Valentins Humor entsteht aus dem harmlosen Missverständnis, aus einer Wortklauberei, einer Fehldeutung.
Manchmal sind es kleine Formulierungen wie diese, die dem galoppierenden Wahnsinn die Tür öffnen: „Kaum sitz’ ich eine Viertelstunde im Theater drin, schon ist es immer noch nicht losgegangen!“Empörung bauen Valentins Figuren auf an ihrem Selbstverständnis, das frontal gegen unbekannte Systeme prallt: „Ja, und in der Pause, da wurde nicht gespielt! Ja, ich schau mir doch net stundenlang einen geschlossenen Vorhang an!“
Einige der schönsten Couplets und Lieder des mitunter so miesepetrig scheinenden Valentin, der im Herzen doch ein unverbrüchlicher Optimist war, begleiten die Texte. Darunter die feine Farce auf Heinrich Heines Liedtext „Ich weiß nicht, was soll es bedeuten, dass ich so traurig bin“. Das Märchen um die „Loreley“wird bei Valentin zur Groteske um eine schrullige Nixe, die dem immer gleichen Rheinschiffer hinterdrein schmachtet – der sie nicht beachten mag. Aber auch das Spätwerk „Wenn ich der liebe Herrgott wär“bringt Mayr zum Leuchten: „Wenn ich der liebe Herrgott wär / mein Erstes wäre das / ich schüfe alle Kriege ab / vorbei wär Streit und Hass“. Ja, auch den ernsten, den melancholischen Valentin gab es. Weil er nach den Erfahrungen des
Zweiten Weltkriegs nicht mehr so lustig daherkam wie davor, warf man ihn aus seinen angestammten Auftrittsorten.

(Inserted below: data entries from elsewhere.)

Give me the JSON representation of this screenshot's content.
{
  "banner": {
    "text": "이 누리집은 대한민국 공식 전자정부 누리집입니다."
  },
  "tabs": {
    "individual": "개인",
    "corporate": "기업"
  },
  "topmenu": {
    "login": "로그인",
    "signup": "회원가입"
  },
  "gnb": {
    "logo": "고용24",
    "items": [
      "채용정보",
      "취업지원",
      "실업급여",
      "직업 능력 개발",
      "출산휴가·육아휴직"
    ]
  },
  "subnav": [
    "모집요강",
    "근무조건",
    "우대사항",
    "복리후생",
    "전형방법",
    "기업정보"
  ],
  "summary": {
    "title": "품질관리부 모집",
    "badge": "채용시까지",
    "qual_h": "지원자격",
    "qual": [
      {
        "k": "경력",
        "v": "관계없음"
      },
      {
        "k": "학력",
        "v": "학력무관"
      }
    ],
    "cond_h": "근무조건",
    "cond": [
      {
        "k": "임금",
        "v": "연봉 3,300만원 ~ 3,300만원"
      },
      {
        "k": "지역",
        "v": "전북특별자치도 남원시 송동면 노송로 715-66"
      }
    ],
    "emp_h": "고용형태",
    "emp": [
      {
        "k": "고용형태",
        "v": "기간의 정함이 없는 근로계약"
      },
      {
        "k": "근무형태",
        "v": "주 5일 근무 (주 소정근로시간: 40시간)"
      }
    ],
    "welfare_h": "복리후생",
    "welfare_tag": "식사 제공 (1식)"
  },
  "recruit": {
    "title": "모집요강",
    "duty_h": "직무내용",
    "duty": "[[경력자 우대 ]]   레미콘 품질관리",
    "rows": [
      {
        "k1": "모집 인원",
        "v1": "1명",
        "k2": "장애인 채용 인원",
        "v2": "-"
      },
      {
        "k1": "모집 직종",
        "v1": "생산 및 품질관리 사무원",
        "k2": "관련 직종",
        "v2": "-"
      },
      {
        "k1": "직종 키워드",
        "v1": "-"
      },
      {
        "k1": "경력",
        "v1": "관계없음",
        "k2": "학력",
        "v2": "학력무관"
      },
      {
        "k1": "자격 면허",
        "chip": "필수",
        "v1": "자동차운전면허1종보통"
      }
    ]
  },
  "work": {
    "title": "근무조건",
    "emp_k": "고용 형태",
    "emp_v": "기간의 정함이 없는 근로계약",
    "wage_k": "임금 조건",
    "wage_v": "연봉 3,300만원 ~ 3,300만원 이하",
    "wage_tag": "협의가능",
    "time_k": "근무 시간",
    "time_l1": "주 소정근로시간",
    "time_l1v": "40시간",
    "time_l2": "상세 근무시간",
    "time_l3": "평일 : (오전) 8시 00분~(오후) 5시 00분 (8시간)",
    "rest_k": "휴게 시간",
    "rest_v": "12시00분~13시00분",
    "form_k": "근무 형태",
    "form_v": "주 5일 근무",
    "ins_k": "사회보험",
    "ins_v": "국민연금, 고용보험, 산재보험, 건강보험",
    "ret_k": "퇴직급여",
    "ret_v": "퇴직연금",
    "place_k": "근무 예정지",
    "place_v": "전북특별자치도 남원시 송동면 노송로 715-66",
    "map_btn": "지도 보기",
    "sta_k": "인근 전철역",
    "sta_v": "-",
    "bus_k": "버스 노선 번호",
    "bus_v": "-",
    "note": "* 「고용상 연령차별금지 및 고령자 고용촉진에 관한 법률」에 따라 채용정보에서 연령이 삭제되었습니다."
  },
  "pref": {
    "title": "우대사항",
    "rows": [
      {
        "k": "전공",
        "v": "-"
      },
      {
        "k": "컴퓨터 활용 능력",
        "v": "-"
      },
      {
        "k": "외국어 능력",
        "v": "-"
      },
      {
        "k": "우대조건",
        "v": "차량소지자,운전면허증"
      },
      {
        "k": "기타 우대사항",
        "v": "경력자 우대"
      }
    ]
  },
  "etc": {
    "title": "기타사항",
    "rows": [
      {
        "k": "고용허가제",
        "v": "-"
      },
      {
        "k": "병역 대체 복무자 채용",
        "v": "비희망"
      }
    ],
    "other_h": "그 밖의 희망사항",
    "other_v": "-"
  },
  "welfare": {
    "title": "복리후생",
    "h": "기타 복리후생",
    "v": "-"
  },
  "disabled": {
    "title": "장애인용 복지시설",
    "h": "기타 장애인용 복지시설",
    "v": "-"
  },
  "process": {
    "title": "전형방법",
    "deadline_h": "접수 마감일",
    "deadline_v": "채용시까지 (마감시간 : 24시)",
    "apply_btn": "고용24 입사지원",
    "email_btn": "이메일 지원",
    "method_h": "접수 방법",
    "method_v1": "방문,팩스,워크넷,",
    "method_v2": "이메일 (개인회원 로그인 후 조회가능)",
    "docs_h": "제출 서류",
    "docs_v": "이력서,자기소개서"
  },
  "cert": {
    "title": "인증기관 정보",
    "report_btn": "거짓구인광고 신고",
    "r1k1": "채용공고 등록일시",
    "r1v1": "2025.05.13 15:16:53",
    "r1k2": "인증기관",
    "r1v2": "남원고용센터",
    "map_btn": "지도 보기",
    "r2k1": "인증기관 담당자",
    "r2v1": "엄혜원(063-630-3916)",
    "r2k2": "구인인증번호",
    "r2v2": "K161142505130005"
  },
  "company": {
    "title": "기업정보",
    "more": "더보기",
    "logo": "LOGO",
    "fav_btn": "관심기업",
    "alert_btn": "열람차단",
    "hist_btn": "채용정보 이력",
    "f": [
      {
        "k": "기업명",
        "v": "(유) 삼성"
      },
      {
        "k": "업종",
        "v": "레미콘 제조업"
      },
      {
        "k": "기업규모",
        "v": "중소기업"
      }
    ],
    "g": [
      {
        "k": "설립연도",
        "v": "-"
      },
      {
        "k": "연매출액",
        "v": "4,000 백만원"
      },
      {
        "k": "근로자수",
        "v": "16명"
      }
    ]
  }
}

Ganz unverständlich, wenn man bedenkt, was für ein hochkomisches Werk er hinterließ – das großartigen Aktricen wie Christl
Mayr eine große Leinwand für eigene Farben bietet. Mal ist sie zuckersüß als Karlstadt-Schatten, ahmt deren naiven Tonfall im Duett mit Valentin’schen Männergestalten täuschend echt nach. Dann wieder meint man, in ihren schlaksigen Bewegungen den Meister selbst zu sehen. Und der hinterließ wunderschön-seltsame Dialoge, wie etwa den der beiden Handwerker, die im Dunkeln darüber räsonieren, woher der Klang kommt: „Du, sag mal nix, damit ich hör, ob ich nix hör“.
Und wenn die Spitzfindigen sich fragen, ob sie saudumm sind, und befriedigt feststellen „So ganz saudumm war des noch ned“, dann schwingt da in Mayrs Interpretation auch viel Gegenwart mit. „Ich schau mit Zuversicht in die Vergangenheit“lässt sie als „Isidor Rembremerdeng“wissen.
Vorzüglich kredenzt Mayr mit Münchner Zungenschlag die absurden Monologe, und wenn alles im „Weltuntergang“vollkommen den Boden der Tatsachen verliert, stehen dem Publikum Lachtränen im Gesicht. Denn Christl Mayr bringt die auf Timing, Tempo und Ausdruck angewiesenen Wortspieldiamanten Valentins so richtig zum Leuchten. Sie flüstert, sie tobt, sie grantelt sich in die unterschiedlichsten Figuren; beim Gang durch den Publikumsraum wird die vierte Wand endgültig aufgegeben – wie es weiland bei Valentin selbst Usus war.
Christl Mayr ist eine Idealbesetzung für einen solchen Abend (Dramaturgie Christian Katzschmann und Christian Stolz), den Zeiten wie unsere dringend brauchen. „Ein Optimist ist ein Mensch, der die Dinge nicht so tragisch nimmt, wie sie sind“, sagte die Komik-Ikone einmal.
Der Valentin-Abend im Theater Ulm ist ein Glücksfall für alle, die dringend mal qualitätvoll lachen wollen - bei eingeschaltetem Gehirn.
Chapeau für Christl Mayr, die in der Rolle vollendet aufgeht.